In the midst of conversation during this time, I was approached by another mommy friend who told me some girls were laughing that they just saw something funny in the woods.  That something was my son peeing on a tree.  I quickly excused myself from the group to find my son, the pee-pertrator.  I pulled him aside and told him it wasn't okay to do that here on school grounds, and reminded him that private parts should be kept private.  It wasn't much of a talk.  He's a kid; he did something stupid; no real harm done, so I figured that was it.

The next day, I ran around like my usual crazy self during a day with a full schedule.  My husband happened to be working from home that day, but I didn't see much of him since I was only home long enough to eat some lunch.   When I finally returned home with my three kids, my husband greeted us at the door.

He looked at my son and told him to go to the bathroom.  Since he has been potty trained for over four years, I gave him a raised eyebrow look of question.

"We got a phone call from the principal," he mouthed to me over the heads of our short people.

I hardly had enough time to register my look of shock before I heard my son's voice from the bathroom.

"Daddy," he asked, "why is there a tree branch in the bathroom?"

As a parent, you learn how to have full conversations in short-hand when children are present.  My one son was questioning the stick by the sink while our other two were hanging around by our feet.

"The principal called?!" I mouthed in horror to my husband.  (To be fair, it was the vice principal, but he didn't know that.)

"About him going... in the woods," came the whispered reply.

"Oh, that," I answered.  Then it was my turn to receive the look from him.

"That?!  You didn't tell me about that," he retorted.

"I talked to him about private stuff remaining private.  I thought it was done," I explained.

"Well, apparently, it wasn't," he managed to get out before our son questioned him again.

We heard our nature-lover from the other room, "Hey Daddy, why is this big branch in here?"

Not missing a beat from our abbreviated adult conversation, my husband walked back to the bathroom where I heard him deliver this gem:

"What, the branch?  I put that in there 'cause I thought it would make you feel comfortable.  I hear you like to go in the woods."
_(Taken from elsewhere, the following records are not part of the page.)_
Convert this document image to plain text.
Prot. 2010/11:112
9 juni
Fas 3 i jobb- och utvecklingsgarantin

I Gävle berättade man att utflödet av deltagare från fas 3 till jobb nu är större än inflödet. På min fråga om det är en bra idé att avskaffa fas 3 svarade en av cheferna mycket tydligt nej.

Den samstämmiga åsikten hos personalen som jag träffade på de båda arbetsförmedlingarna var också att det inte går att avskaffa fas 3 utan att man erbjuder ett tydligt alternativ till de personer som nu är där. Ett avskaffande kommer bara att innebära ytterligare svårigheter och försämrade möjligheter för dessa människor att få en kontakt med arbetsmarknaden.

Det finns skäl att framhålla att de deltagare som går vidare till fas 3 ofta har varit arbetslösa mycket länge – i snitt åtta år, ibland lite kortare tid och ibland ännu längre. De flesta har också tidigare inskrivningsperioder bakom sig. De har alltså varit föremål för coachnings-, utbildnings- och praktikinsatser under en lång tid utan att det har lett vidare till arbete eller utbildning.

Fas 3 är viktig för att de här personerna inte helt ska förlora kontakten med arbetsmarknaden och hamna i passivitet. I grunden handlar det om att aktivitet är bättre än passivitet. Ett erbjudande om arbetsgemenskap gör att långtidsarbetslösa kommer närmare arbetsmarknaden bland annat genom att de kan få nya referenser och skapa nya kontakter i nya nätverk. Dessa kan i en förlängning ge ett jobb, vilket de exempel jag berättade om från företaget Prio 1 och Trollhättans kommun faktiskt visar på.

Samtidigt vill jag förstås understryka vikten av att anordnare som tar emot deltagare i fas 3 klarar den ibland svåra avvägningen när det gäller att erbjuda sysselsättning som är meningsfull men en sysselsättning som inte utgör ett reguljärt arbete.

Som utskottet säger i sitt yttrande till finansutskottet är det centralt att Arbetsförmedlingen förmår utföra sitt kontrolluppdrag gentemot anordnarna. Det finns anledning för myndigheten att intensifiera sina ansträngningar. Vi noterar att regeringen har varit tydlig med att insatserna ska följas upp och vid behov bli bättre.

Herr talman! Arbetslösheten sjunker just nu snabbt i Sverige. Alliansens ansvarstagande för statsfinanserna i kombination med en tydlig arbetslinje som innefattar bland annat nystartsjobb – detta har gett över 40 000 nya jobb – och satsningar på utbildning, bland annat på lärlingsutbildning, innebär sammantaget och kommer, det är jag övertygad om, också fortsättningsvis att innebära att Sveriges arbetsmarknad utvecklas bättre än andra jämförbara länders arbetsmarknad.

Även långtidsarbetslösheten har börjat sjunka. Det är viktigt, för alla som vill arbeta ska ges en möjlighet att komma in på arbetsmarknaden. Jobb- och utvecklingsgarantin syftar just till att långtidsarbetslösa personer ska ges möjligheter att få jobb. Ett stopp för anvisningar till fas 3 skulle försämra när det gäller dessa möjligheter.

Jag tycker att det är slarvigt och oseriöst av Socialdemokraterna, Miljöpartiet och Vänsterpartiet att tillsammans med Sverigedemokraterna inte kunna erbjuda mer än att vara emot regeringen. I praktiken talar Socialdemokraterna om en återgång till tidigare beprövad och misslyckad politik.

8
He then had a talk with our son about the wheres, whens, whys and hows of appropriate man-woods bathroom experiences.  I went upstairs and got our daughter into her pajamas and brushed her teeth.  Part of me was shaking my head at how lightly he approached the whole situation.  The other, larger part of me was very grateful that he was home, not only to field the phone call from the vice principal, but also to talk to our son about the whole thing.  Sure, he's a guy, so he gets it more and can explain practical things better than I could, but his sense of humor is really helpful when I can get a little crazy about things like visits to the office at school.

So I let my husband handle our little woodland creatures while I went out to a moms' mixer for my son's grade.  After a glass of wine, we laughed about having boys and husbands, and surviving them both.  Sometimes all you need is shared perspective to appreciate all that you're lucky enough to have.  My girlfriends laughed multiple times at the story of my husband's branch in the bathroom with my son. None of us would ever have dreamed up that approach to the whole situation.  They reminded me how much I love and appreciate my husband's sense of humor and that I shouldn't be overly horrified at my son's answering the call of nature among the natural elements.

I could stand to take a page from my husband's parenting handbook and be a little less stick in the mud and a little more timber in the toilet.